In view of climate change and increasing drought, the cities of North Rhine-Westphalia want to expand their range of free drinking water fountains in parks and pedestrian zones. But they are asking for help from the state to finance it. So far, the number of fountains has been very manageable: according to the NRW City Council, there are 13 drinking fountains in Cologne, 8 in Düsseldorf and 31 in Dortmund. According to a survey by the state in 2019, there were around 130 drinking fountains in public spaces throughout NRW.
“We want to create more drinking water points in the cities. They will not only provide good service in hot periods, ”said the managing director of the city day, Helmut Dedy, the German press agency. Wells made an "important contribution to better protecting people's health in the heat". So far, the state of North Rhine-Westphalia has supported the installation of drinking water fountains with a funding program over the past two years. "We expect the country to continue this funding," Dedy said.

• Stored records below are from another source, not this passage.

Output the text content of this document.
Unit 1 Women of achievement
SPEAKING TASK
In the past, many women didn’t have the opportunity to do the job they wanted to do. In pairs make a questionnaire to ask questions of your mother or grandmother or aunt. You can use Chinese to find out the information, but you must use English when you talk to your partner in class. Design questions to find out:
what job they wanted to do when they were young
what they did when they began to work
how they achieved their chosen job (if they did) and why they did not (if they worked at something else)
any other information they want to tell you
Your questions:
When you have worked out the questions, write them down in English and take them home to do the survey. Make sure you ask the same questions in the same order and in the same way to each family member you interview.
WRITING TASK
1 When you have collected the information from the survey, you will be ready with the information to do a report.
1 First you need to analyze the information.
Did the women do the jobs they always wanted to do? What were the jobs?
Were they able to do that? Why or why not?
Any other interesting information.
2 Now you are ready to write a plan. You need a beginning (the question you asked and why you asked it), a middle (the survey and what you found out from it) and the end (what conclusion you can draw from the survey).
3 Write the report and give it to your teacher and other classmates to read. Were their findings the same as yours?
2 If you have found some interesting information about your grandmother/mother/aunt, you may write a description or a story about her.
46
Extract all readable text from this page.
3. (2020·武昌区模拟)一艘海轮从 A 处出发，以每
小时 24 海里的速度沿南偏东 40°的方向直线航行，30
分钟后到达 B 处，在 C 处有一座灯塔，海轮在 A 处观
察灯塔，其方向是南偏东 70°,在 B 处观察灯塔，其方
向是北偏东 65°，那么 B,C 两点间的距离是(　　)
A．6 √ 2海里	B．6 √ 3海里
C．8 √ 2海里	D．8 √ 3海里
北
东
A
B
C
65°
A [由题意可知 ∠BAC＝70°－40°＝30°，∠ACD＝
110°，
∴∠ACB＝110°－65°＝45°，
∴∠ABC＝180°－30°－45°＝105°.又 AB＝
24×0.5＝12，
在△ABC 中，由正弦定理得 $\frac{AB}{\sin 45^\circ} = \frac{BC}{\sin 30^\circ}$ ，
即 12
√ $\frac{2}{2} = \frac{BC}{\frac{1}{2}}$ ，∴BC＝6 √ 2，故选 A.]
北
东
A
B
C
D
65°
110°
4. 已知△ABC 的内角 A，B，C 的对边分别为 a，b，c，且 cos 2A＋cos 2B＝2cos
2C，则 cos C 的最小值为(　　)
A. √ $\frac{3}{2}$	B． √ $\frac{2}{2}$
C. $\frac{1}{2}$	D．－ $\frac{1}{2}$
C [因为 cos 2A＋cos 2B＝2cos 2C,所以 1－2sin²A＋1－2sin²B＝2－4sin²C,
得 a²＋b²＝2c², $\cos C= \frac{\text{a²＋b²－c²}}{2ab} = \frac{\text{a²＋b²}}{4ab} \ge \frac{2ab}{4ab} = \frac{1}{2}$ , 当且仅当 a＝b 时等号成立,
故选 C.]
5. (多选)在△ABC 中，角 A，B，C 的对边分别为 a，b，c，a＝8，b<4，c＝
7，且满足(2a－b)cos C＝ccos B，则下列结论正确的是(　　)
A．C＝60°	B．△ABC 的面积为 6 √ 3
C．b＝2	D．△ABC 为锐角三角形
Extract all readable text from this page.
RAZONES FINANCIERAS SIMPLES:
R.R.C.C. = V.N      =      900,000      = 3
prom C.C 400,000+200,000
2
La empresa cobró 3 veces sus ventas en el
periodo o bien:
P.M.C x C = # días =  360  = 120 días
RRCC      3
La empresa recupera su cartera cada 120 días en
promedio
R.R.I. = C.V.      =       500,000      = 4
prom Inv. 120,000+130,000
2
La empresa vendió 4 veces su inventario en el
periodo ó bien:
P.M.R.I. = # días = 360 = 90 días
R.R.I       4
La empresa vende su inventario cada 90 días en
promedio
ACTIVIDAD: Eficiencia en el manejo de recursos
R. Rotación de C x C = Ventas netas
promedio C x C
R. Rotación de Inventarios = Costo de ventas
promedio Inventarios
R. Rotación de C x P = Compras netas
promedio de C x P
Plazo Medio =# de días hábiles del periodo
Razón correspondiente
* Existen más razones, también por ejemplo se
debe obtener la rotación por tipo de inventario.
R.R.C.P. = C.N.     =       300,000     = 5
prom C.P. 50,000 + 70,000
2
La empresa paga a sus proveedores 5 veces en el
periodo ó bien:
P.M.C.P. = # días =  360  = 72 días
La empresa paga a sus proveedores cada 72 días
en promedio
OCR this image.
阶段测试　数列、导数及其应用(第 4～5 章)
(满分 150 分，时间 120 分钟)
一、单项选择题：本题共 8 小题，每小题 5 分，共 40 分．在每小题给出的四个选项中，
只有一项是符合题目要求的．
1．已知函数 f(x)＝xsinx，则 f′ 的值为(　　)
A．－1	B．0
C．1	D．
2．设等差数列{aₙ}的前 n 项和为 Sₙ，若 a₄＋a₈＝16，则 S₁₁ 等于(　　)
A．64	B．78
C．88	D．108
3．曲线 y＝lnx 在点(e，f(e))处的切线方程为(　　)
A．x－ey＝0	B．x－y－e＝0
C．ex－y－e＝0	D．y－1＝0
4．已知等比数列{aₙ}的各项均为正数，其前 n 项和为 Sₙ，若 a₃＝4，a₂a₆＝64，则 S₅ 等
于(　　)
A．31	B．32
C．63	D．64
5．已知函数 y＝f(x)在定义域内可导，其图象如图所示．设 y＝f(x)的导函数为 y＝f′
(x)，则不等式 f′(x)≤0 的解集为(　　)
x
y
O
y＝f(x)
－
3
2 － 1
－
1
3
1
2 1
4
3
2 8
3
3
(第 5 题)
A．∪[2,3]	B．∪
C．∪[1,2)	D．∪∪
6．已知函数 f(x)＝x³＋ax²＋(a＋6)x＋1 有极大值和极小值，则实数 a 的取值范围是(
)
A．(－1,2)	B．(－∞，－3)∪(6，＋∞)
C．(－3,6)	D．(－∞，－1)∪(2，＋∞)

On Wednesday of last week (10 August), the federal cabinet passed a draft law according to which cities and municipalities should set up more fountains nationwide. In the future, the offers should be part of the public water supply as standard and become mandatory for cities and communities. The municipalities themselves decide on the number and location of the wells.
According to the Federal Ministry, there are more than 1,300 public drinking water fountains throughout Germany. As a first step, cities and municipalities should now set up around 1,000 additional wells, it said.
North Rhine-Westphalia had offered a state program to support climate adaptation in municipalities since 2020. This enabled state funding for around 110 applications with a total volume of 12.5 million euros to be approved. Among other things, the unsealing of paved areas, the creation of troughs or retention areas for the infiltration and storage of rainwater, the planting of trees and shrubs and the greening of roofs and facades were promoted - and according to the city association, drinking water fountains as well.
The NRW Environment Ministry announced that the funds for this funding program had been exhausted. However, the aim remains to support the municipalities in becoming more climate-resilient. "Therefore, the Ministry of the Environment will continue to make funds available for the implementation of investment measures in the context of new calls for funding," the ministry said.